I totally hear what you're saying, and I agree with what I think you'd
like to see - which is a vibrant and substantive discussion about what
our principles _should_ be.

However, we're currently in a position (and have been for quite some
time) where there exists some shared understandings between people who
are in positions of technical leadership for OpenStack. Last time a the
majority of the TC was together, we realized that there were a set of
unspoken assumptions that we carried and used to judge things - and that
having those be unspoken is pretty terrible.

This is an attempt to capture the current state of the world and remedy
that problem.

Once that exists, it should empower everyone to actually challenge and
discuss them. It's pretty hard to suggest a change to the fundamental
fabric of something if there is no thing to change, and currently the
only way to really do so would be to corner a bunch of people one on one
at a Summit or something.

A conversation about what we _want_ the principles to be is an EXCELLENT
idea. I just don't think it can happen if people are not all aware of
the assumptions we've been operating under. Any of these being
controversial is an indication, to me, of the problem and why it's
essential that we take the first step of writing them down rather than
continuing to merely hold them as tribal knowledge.

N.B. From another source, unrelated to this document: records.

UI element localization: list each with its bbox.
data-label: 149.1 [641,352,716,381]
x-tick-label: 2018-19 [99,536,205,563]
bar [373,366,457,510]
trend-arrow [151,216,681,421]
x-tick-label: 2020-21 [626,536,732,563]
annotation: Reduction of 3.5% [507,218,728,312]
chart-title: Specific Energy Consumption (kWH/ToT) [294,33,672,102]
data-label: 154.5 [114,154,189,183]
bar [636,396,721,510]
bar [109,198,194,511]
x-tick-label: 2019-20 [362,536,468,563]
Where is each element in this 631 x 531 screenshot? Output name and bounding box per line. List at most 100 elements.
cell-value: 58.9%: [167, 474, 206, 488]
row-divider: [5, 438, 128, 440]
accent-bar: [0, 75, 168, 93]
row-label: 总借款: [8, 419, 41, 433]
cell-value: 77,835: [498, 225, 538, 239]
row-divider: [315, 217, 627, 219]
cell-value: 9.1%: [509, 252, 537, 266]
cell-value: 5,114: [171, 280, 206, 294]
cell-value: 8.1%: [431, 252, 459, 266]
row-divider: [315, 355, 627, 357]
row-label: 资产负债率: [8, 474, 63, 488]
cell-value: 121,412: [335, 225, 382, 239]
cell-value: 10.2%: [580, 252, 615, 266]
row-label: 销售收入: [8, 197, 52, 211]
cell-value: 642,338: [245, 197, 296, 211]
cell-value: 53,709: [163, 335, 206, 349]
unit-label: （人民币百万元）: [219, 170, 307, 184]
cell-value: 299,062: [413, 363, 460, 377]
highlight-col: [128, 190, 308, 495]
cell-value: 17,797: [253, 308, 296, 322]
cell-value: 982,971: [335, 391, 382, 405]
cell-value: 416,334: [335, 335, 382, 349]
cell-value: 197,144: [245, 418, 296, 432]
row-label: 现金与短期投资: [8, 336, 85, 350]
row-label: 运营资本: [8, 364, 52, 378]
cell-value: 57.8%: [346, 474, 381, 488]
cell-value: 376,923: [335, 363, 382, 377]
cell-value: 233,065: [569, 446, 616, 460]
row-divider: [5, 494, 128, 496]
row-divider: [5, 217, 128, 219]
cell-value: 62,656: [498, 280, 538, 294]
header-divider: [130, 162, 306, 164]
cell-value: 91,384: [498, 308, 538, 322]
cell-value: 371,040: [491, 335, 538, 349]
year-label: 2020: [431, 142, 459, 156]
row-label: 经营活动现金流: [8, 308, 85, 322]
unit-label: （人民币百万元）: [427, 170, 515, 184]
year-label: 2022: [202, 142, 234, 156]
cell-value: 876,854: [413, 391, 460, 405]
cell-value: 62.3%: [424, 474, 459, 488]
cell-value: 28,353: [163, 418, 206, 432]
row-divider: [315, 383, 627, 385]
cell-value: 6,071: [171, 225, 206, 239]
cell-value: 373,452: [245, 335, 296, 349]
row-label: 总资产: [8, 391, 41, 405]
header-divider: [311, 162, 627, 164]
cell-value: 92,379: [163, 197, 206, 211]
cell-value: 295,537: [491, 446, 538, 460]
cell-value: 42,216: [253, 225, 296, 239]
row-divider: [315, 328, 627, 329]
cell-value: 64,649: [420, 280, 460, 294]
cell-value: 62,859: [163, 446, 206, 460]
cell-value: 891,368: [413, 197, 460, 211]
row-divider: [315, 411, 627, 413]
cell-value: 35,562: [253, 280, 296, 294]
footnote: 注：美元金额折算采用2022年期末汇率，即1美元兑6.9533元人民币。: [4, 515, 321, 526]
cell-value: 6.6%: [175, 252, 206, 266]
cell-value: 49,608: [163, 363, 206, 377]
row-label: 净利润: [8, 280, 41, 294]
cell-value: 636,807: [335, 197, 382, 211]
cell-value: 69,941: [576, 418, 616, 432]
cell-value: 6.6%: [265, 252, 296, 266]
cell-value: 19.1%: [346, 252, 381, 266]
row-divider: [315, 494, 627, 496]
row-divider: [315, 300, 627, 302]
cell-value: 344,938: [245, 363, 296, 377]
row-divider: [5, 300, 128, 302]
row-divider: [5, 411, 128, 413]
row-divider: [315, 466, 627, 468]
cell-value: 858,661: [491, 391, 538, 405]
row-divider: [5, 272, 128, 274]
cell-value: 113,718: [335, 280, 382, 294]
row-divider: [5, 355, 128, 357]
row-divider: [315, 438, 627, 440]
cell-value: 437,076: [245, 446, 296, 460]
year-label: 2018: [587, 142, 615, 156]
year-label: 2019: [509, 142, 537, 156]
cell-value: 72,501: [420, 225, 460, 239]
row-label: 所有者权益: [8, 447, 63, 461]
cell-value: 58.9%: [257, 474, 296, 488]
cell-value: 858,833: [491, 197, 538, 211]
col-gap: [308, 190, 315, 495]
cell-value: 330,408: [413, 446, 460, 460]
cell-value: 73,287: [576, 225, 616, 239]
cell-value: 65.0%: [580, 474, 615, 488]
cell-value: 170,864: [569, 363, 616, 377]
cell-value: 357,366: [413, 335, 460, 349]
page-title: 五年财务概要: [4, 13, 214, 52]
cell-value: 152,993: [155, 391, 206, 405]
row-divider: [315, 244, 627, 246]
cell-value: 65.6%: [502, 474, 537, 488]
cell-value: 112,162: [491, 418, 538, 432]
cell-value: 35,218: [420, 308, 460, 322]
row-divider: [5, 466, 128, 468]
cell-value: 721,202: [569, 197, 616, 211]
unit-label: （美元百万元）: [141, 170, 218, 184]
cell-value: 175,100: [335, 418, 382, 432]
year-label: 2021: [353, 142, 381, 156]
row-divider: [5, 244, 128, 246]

Also - although I know the current review comments may seem like picky
wordsmithing, I think they are pretty essential. These are concepts that
have been around in OpenStack for a long time - but they haven't been
expressed clearly or at all. Making sure that what is written down
represents accurate communication is essential. Possibly the only thing
worse than having fundamental tenets that only exist as tribal knowledge
is having them written down inaccurately.